In the first five years of Obamacare, 11.7 million people purchased new insurance plans and 10.8 million more people gained Medicaid coverage, according to analysis published in the journal Health Services Research.
This is fantastic news for health. But it also gives me heart palpitations. You see, healthcare providers, often small and unsophisticated, are the weakest link in the computer security chain – and more patient records makes providers more at risk from attack.
The vulnerabilities are easy to see. Even today, you walk into surgeries and see filing cabinets left half-open, leaking private information for anyone to pilfer while your doctor or dentist steps out for a moment.
Many healthcare providers are moving to electronic systems. But often these still require paper input, and many suffer from weak points in digital security that are far more serious than the analogue equivalent.
Although much of our healthcare is provided by the state, much of it is also local. Small town health centres, clinics and dental surgeries may provide a friendlier service – but they are poorly equipped to implement electronic systems with any sufficient level of security measures.
As recent worrying research by Trend Micro illustrates, it is smaller cities that boast a larger number of exposed digital devices. Small practices lack the buying power and often the requisite know-how to procure document management and networking systems that serve them in the best way while also securing patient records from outside interests.
Why does Obamacare matter? Because, by widening patient access, the Affordable Care Act is also massively multiplying the number of digital patient records on file and targeted for attack.
Patient records are a valuable hack target because they contain so much personal information usable for identity theft. If a hacker can access your social security number, driving license and other such details, he/she can piece together your identity using provable credentials required for things like credit card applications or bank access – something which could ruin your life.
The problem is growing. Last year, $16 billion was stolen from 15.4 million US consumers, according to Javelin Strategy & Research’s 2017 Identity Fraud Study. Identity theft specifically is up by 47% since 2014, suffered by almost half a million Americans, and the overwhelming majority of those cases involves the use of citizens’ government documents.

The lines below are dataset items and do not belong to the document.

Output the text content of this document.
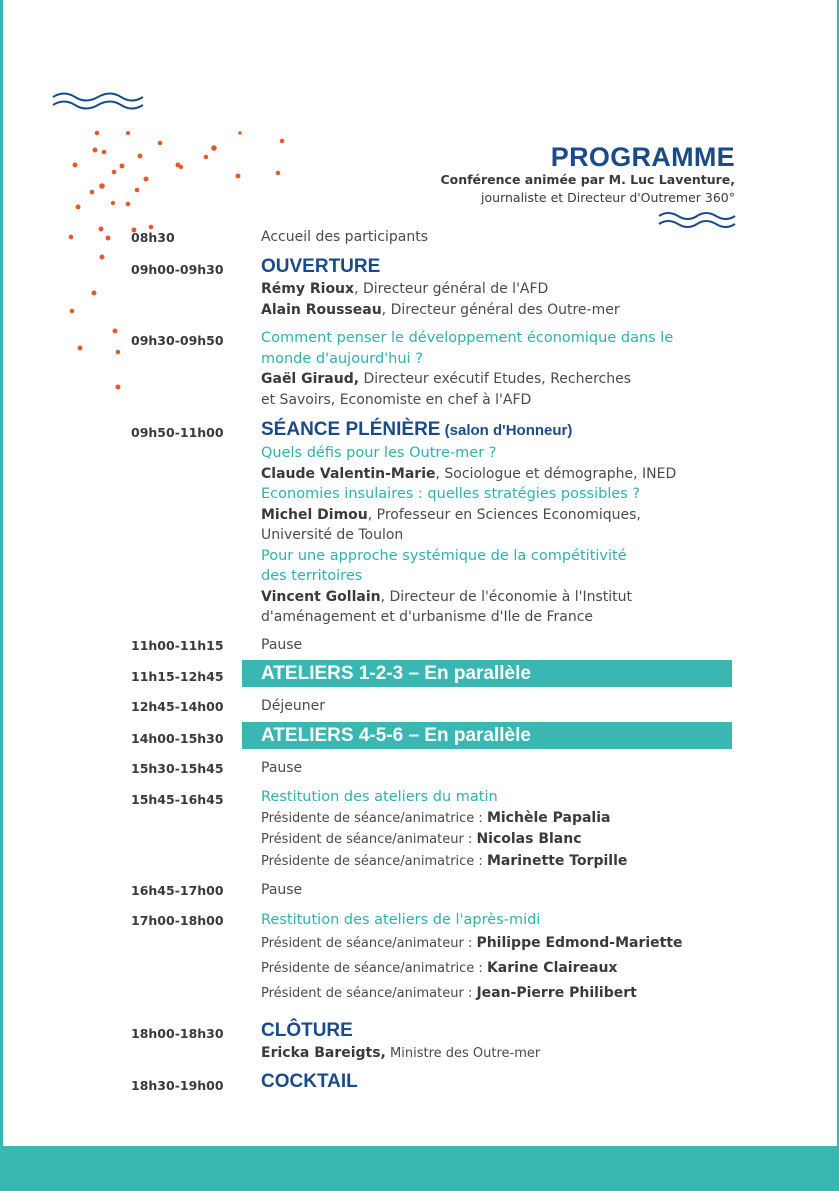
PROGRAMME
Conférence animée par M. Luc Laventure,
journaliste et Directeur d'Outremer 360°
08h30	Accueil des participants
09h00-09h30 OUVERTURE
Rémy Rioux, Directeur général de l'AFD
Alain Rousseau, Directeur général des Outre-mer
09h30-09h50	Comment penser le développement économique dans le
monde d'aujourd'hui ?
Gaël Giraud, Directeur exécutif Etudes, Recherches
et Savoirs, Economiste en chef à l'AFD
09h50-11h00 SÉANCE PLÉNIÈRE (salon d'Honneur)
Quels défis pour les Outre-mer ?
Claude Valentin-Marie, Sociologue et démographe, INED
Economies insulaires : quelles stratégies possibles ?
Michel Dimou, Professeur en Sciences Economiques,
Université de Toulon
Pour une approche systémique de la compétitivité
des territoires
Vincent Gollain, Directeur de l'économie à l'Institut
d'aménagement et d'urbanisme d'Ile de France
11h00-11h15	Pause
11h15-12h45	ATELIERS 1-2-3 – En parallèle
12h45-14h00	Déjeuner
14h00-15h30	ATELIERS 4-5-6 – En parallèle
15h30-15h45	Pause
15h45-16h45	Restitution des ateliers du matin
Présidente de séance/animatrice : Michèle Papalia
Président de séance/animateur : Nicolas Blanc
Présidente de séance/animatrice : Marinette Torpille
16h45-17h00	Pause
17h00-18h00	Restitution des ateliers de l'après-midi
Président de séance/animateur : Philippe Edmond-Mariette
Présidente de séance/animatrice : Karine Claireaux
Président de séance/animateur : Jean-Pierre Philibert
18h00-18h30 CLÔTURE
Ericka Bareigts, Ministre des Outre-mer
18h30-19h00 COCKTAIL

There is a reason for that. Everyone is aware of the big identity theft cases involving hacks of Target, Wells Fargo, Bank Of America and the like. But, as large private institutions like these fall victim, they are also able to review and improve their security measures, albeit belatedly.
Small healthcare providers, then, will become the honeypot that hackers become attracted to. They have too few resources to hire a cybersecurity head, and are currently processing such an influx of patient records that they likely are not even considering the implications.
Your doctor’s surgery doesn’t need to be as big as Wells Fargo to be an attractive hacking prospect. If the security is weak enough and the contents valuable enough, a bank of just a dozen accessible records is all some nefarious hacker may need to score a credit card in your name.
Just like healthcare itself, there is no silver-bullet solution. But the most effective way to strengthen the weak links will be to deliver more healthcare at the state or national level, reducing the vulnerability of hard-pressed local practitioners.A big, well-resourced digital system, into which data is entered and is centrally managed, is a more secure system than thousands of individually weak surgery databases with “hack me” signs on the front door.
Such a system is not beyond the realms of possibility, if the powers that be can make it so. We live in a world where technologies like Apple Pay have implemented an entirely new method of transacting in just a few short years.
Currently in the UK, the government has made available a single online account system, called Government Gateway, for millions of citizens to access public services online. Such a program should not be considered Big Government but, rather, secure services.
The debate over the future of healthcare is far from over. And the good news is that this could be an opportunity to reboot the system in a way that retains healthcare provision and adds a much stronger security imperative.